Wenn ein renommierter Thrillerautor ein Manuskript eines unglaublich erfolgreichen Thrillerautors vollendet, weckt das hohe Erwartungen. Der 2008 verstorbene Michael Crichton versuchte sich mehrfach an der Gratwanderung zwischen Sciencefiction und lächerlichem Thrillerstoff, am besten glückte sie ihm in "Jurassic Park". Die Verfilmung war ein Kassenschlager und verhalf nebenbei gleich mehreren wissenschaftlichen Themen zu hoher Aufmerksamkeit. Der Zweitautor Richard Preston hat sich mit wissenschaftlich angehauchten Gruselwerken wie "The Hot Zone" und "Panic in Level 4" einen Namen gemacht. Hinter dem Niveau dieser Werke bleibt »Micro« allerdings deutlich zurück.

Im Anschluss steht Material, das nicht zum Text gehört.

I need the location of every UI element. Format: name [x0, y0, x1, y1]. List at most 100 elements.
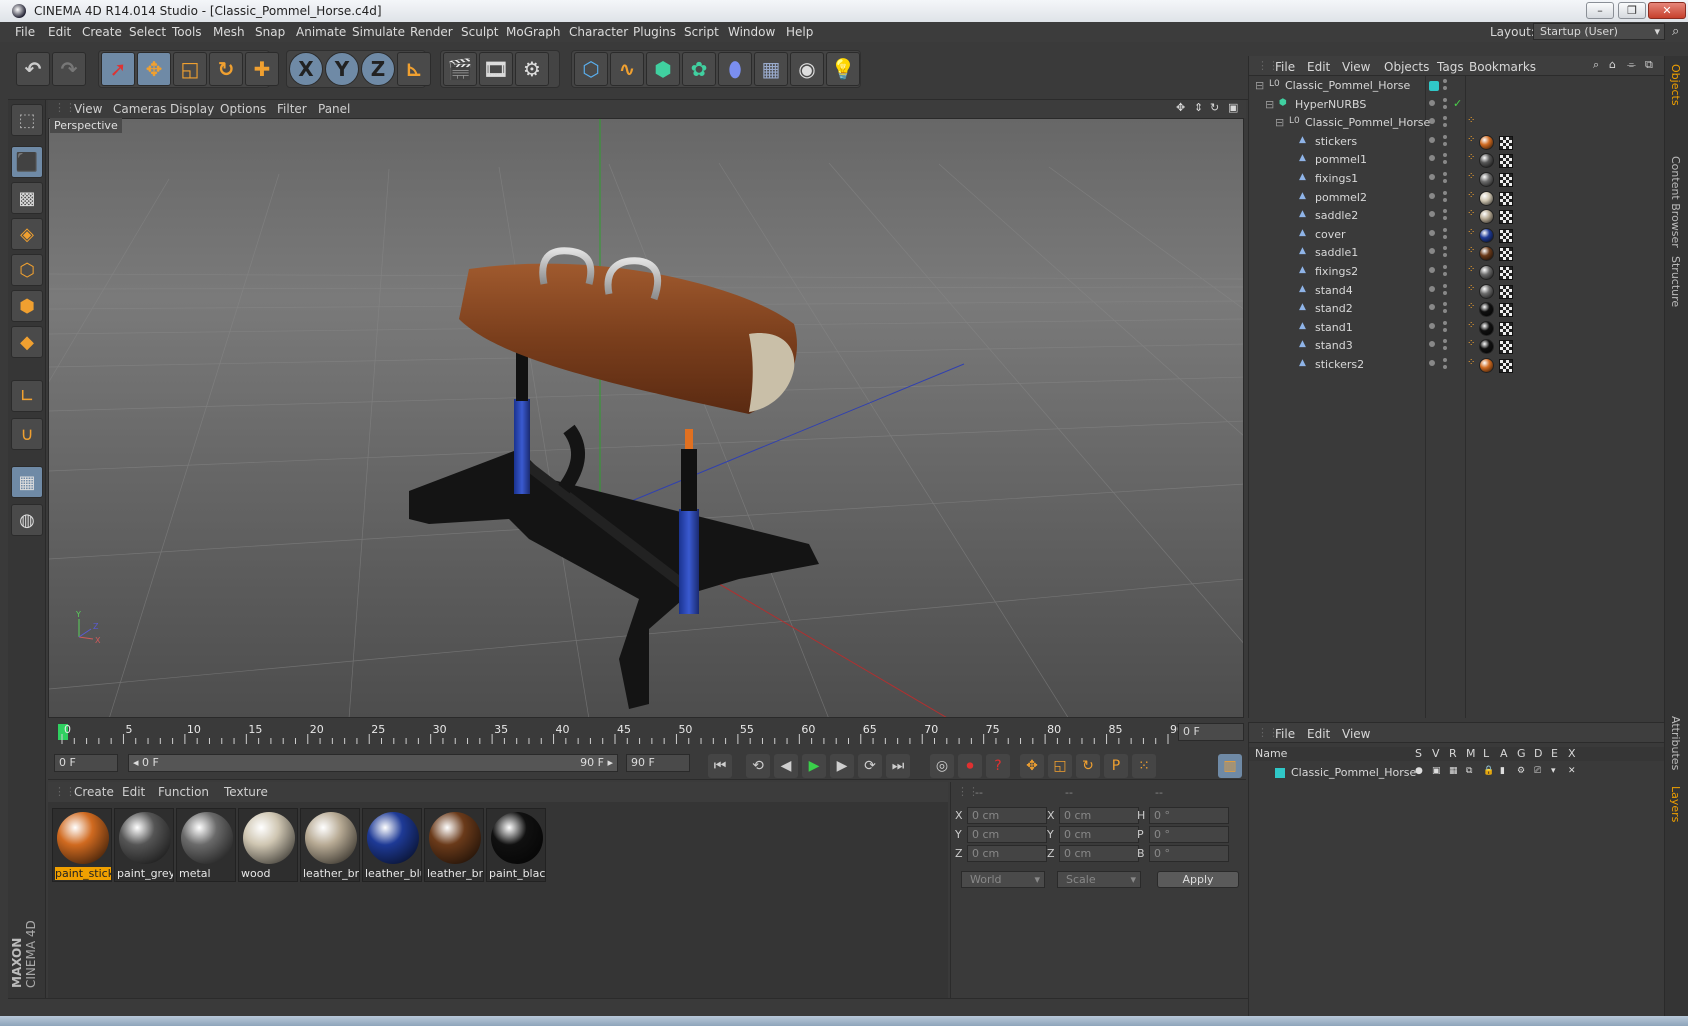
layer-column-header[interactable]: D [1534, 747, 1542, 760]
render-visibility-dot[interactable] [1443, 290, 1447, 295]
render-settings-icon[interactable]: ⚙ [515, 52, 549, 86]
render-icon[interactable]: ▦ [1449, 766, 1458, 776]
camera-icon[interactable]: ◉ [790, 52, 824, 86]
timeline-window-icon[interactable]: ▥ [1218, 754, 1242, 778]
key-pla-icon[interactable]: ⁙ [1132, 754, 1156, 778]
viewport-zoom-icon[interactable]: ⇕ [1194, 101, 1203, 114]
viewport-move-icon[interactable]: ✥ [1176, 101, 1185, 114]
menu-animate[interactable]: Animate [296, 25, 346, 39]
light-icon[interactable]: 💡 [826, 52, 860, 86]
material-swatch[interactable]: leather_blu [362, 808, 422, 882]
editor-visibility-dot[interactable] [1443, 97, 1447, 102]
layer-color-dot[interactable] [1429, 155, 1435, 162]
uvw-tag-icon[interactable] [1499, 191, 1513, 206]
editor-visibility-dot[interactable] [1443, 265, 1447, 269]
layer-color-dot[interactable] [1429, 360, 1435, 366]
expand-toggle-icon[interactable]: ⊟ [1255, 79, 1264, 92]
material-tag-icon[interactable] [1479, 246, 1494, 262]
object-menu-objects[interactable]: Objects [1384, 60, 1429, 74]
uvw-tag-icon[interactable] [1499, 266, 1513, 280]
layer-column-header[interactable]: R [1449, 747, 1457, 760]
uvw-tag-icon[interactable] [1499, 284, 1513, 299]
deformer-icon[interactable]: ⬮ [718, 52, 752, 86]
editor-visibility-dot[interactable] [1443, 153, 1447, 158]
material-tag-icon[interactable] [1479, 265, 1494, 280]
editor-visibility-dot[interactable] [1443, 358, 1447, 362]
uvw-tag-icon[interactable] [1499, 321, 1513, 336]
material-tag-icon[interactable] [1479, 283, 1494, 299]
menu-create[interactable]: Create [82, 25, 122, 39]
material-swatch[interactable]: wood [238, 808, 298, 882]
solo-icon[interactable]: ● [1415, 766, 1423, 776]
menu-help[interactable]: Help [786, 25, 813, 39]
render-visibility-dot[interactable] [1443, 234, 1447, 239]
layer-column-header[interactable]: V [1432, 747, 1440, 760]
start-frame-field[interactable]: 0 F [54, 754, 118, 772]
coordinate-value-field[interactable]: 0 cm [1059, 807, 1139, 824]
expressions-icon[interactable]: ▾ [1551, 766, 1556, 776]
phong-tag-icon[interactable]: ⁘ [1467, 171, 1475, 182]
rotate-tool-icon[interactable]: ↻ [209, 52, 243, 86]
layer-color-dot[interactable] [1429, 322, 1435, 329]
phong-tag-icon[interactable]: ⁘ [1467, 134, 1475, 145]
coordinate-value-field[interactable]: 0 cm [967, 845, 1047, 862]
object-tree-row[interactable]: ⊟ ⬢ HyperNURBS ✓ [1253, 97, 1663, 115]
object-tree-row[interactable]: ⊟ L0 Classic_Pommel_Horse [1253, 78, 1663, 96]
object-tree-row[interactable]: ⊟ L0 Classic_Pommel_Horse ⁘ [1253, 115, 1663, 133]
editor-visibility-dot[interactable] [1443, 209, 1447, 214]
editor-visibility-dot[interactable] [1443, 339, 1447, 344]
layer-menu-edit[interactable]: Edit [1307, 727, 1330, 741]
layer-column-header[interactable]: S [1415, 747, 1422, 760]
layer-column-header[interactable]: E [1551, 747, 1558, 760]
play-icon[interactable]: ▶ [802, 754, 826, 778]
render-visibility-dot[interactable] [1443, 216, 1447, 221]
coordinate-mode-dropdown[interactable]: World ▾ [961, 871, 1045, 888]
object-tree-row[interactable]: ▲ stand1 ⁘ [1253, 320, 1663, 338]
workplane-snap-icon[interactable]: ◍ [11, 504, 43, 536]
workplane-lock-icon[interactable]: ▦ [11, 466, 43, 498]
layer-column-header[interactable]: G [1517, 747, 1526, 760]
editor-visibility-dot[interactable] [1443, 302, 1447, 307]
object-tree-row[interactable]: ▲ stickers ⁘ [1253, 134, 1663, 152]
generators-icon[interactable]: ⚙ [1517, 766, 1525, 776]
3d-viewport[interactable]: Y X Z [48, 118, 1244, 718]
layout-select[interactable]: Startup (User) ▾ [1533, 23, 1665, 40]
phong-tag-icon[interactable]: ⁘ [1467, 190, 1475, 201]
render-visibility-dot[interactable] [1443, 179, 1447, 183]
editor-visibility-dot[interactable] [1443, 227, 1447, 232]
object-tree-row[interactable]: ▲ stand3 ⁘ [1253, 338, 1663, 356]
layer-row[interactable]: Classic_Pommel_Horse ● ▣ ▦ ⧉ 🔒 ▮ ⚙ ⎚ ▾ ✕ [1253, 765, 1663, 783]
object-tree-row[interactable]: ▲ fixings1 ⁘ [1253, 171, 1663, 189]
polygons-mode-icon[interactable]: ◆ [11, 326, 43, 358]
layer-color-dot[interactable] [1429, 267, 1435, 273]
editor-visibility-dot[interactable] [1443, 172, 1447, 176]
go-to-end-icon[interactable]: ⏭ [886, 754, 910, 778]
render-visibility-dot[interactable] [1443, 160, 1447, 165]
layer-column-header[interactable]: X [1568, 747, 1576, 760]
uvw-tag-icon[interactable] [1499, 303, 1513, 318]
layer-column-header[interactable]: Name [1255, 747, 1287, 760]
object-menu-view[interactable]: View [1342, 60, 1370, 74]
end-frame-field[interactable]: 90 F [626, 754, 690, 772]
material-tag-icon[interactable] [1479, 209, 1494, 225]
home-icon[interactable]: ⌂ [1609, 58, 1616, 71]
apply-button[interactable]: Apply [1157, 871, 1239, 888]
editor-visibility-dot[interactable] [1443, 79, 1447, 83]
expand-toggle-icon[interactable]: ⊟ [1275, 116, 1284, 129]
editor-visibility-dot[interactable] [1443, 320, 1447, 325]
coordinate-value-field[interactable]: 0 ° [1149, 845, 1229, 862]
layer-color-dot[interactable] [1429, 136, 1435, 143]
material-swatch[interactable]: paint_black [486, 808, 546, 882]
coordinate-value-field[interactable]: 0 cm [967, 807, 1047, 824]
undo-icon[interactable]: ↶ [16, 52, 50, 86]
editor-visibility-dot[interactable] [1443, 116, 1447, 121]
uvw-tag-icon[interactable] [1499, 340, 1513, 355]
material-tag-icon[interactable] [1479, 358, 1494, 373]
render-visibility-dot[interactable] [1443, 272, 1447, 276]
viewport-menu-display[interactable]: Display [170, 102, 214, 116]
uvw-tag-icon[interactable] [1499, 247, 1513, 262]
menu-select[interactable]: Select [129, 25, 166, 39]
expand-toggle-icon[interactable]: ⊟ [1265, 98, 1274, 111]
uvw-tag-icon[interactable] [1499, 359, 1513, 373]
menu-mograph[interactable]: MoGraph [506, 25, 561, 39]
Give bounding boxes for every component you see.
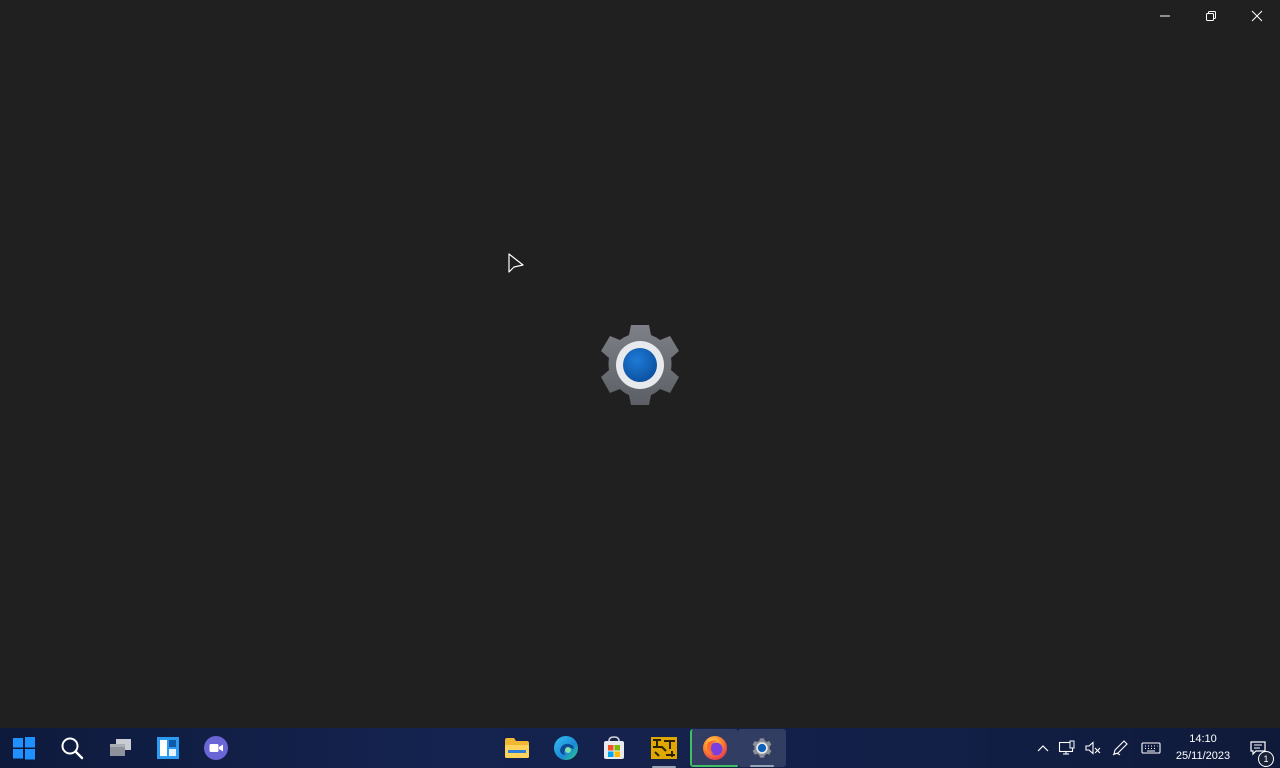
- firefox-button[interactable]: [690, 729, 738, 767]
- clock-date: 25/11/2023: [1175, 750, 1231, 762]
- clock[interactable]: 14:10 25/11/2023: [1170, 731, 1236, 765]
- yellow-app-button[interactable]: [640, 728, 688, 768]
- show-hidden-icons-button[interactable]: [1033, 738, 1053, 758]
- edge-icon: [554, 736, 578, 760]
- windows-logo-icon: [13, 737, 35, 760]
- task-view-button[interactable]: [96, 728, 144, 768]
- edge-button[interactable]: [542, 728, 590, 768]
- settings-button[interactable]: [738, 729, 786, 767]
- settings-gear-icon: [601, 325, 679, 405]
- restore-icon: [1206, 11, 1216, 21]
- widgets-button[interactable]: [144, 728, 192, 768]
- widgets-icon: [157, 737, 179, 759]
- taskbar: 14:10 25/11/2023: [0, 728, 1280, 768]
- start-button[interactable]: [0, 728, 48, 768]
- network-icon: [1058, 740, 1075, 755]
- gear-icon: [752, 738, 772, 758]
- running-indicator: [750, 765, 774, 767]
- touch-keyboard-button[interactable]: [1141, 738, 1161, 758]
- volume-muted-icon: [1085, 741, 1101, 755]
- file-explorer-button[interactable]: [493, 728, 541, 768]
- grid-app-icon: [651, 737, 677, 759]
- mouse-cursor-icon: [508, 253, 524, 273]
- clock-time: 14:10: [1189, 733, 1217, 745]
- folder-icon: [505, 738, 529, 758]
- microsoft-store-button[interactable]: [590, 728, 638, 768]
- close-button[interactable]: [1234, 0, 1280, 32]
- search-icon: [61, 737, 84, 760]
- keyboard-icon: [1141, 742, 1161, 754]
- pen-tray-button[interactable]: [1110, 738, 1130, 758]
- chevron-up-icon: [1037, 745, 1049, 752]
- close-icon: [1251, 10, 1263, 22]
- teams-chat-icon: [204, 736, 228, 760]
- search-button[interactable]: [48, 728, 96, 768]
- restore-button[interactable]: [1188, 0, 1234, 32]
- network-tray-button[interactable]: [1057, 738, 1077, 758]
- pen-icon: [1112, 740, 1128, 756]
- minimize-button[interactable]: [1142, 0, 1188, 32]
- notification-count-badge: 1: [1258, 751, 1274, 767]
- window-controls: [1142, 0, 1280, 32]
- task-view-icon: [110, 739, 131, 756]
- store-icon: [604, 736, 624, 759]
- teams-chat-button[interactable]: [192, 728, 240, 768]
- minimize-icon: [1160, 15, 1170, 17]
- active-indicator: [692, 765, 738, 767]
- firefox-icon: [703, 736, 727, 760]
- volume-tray-button[interactable]: [1083, 738, 1103, 758]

Zum Inhalt: Kennen Sie den Film "Liebling, ich habe die Kinder geschrumpft"? Dort bringt ein klischeehaft verwirrter Wissenschaftler seine Kinder auf Ameisengröße, und die erleben daraufhin im eigenen Garten eine Safari zwischen den Monstern des Rasens. So ähnlich ist "Micro", nur ohne Disney-Faktor, dafür mit Gemetzel nach Art von "Nightmare on Elm Street".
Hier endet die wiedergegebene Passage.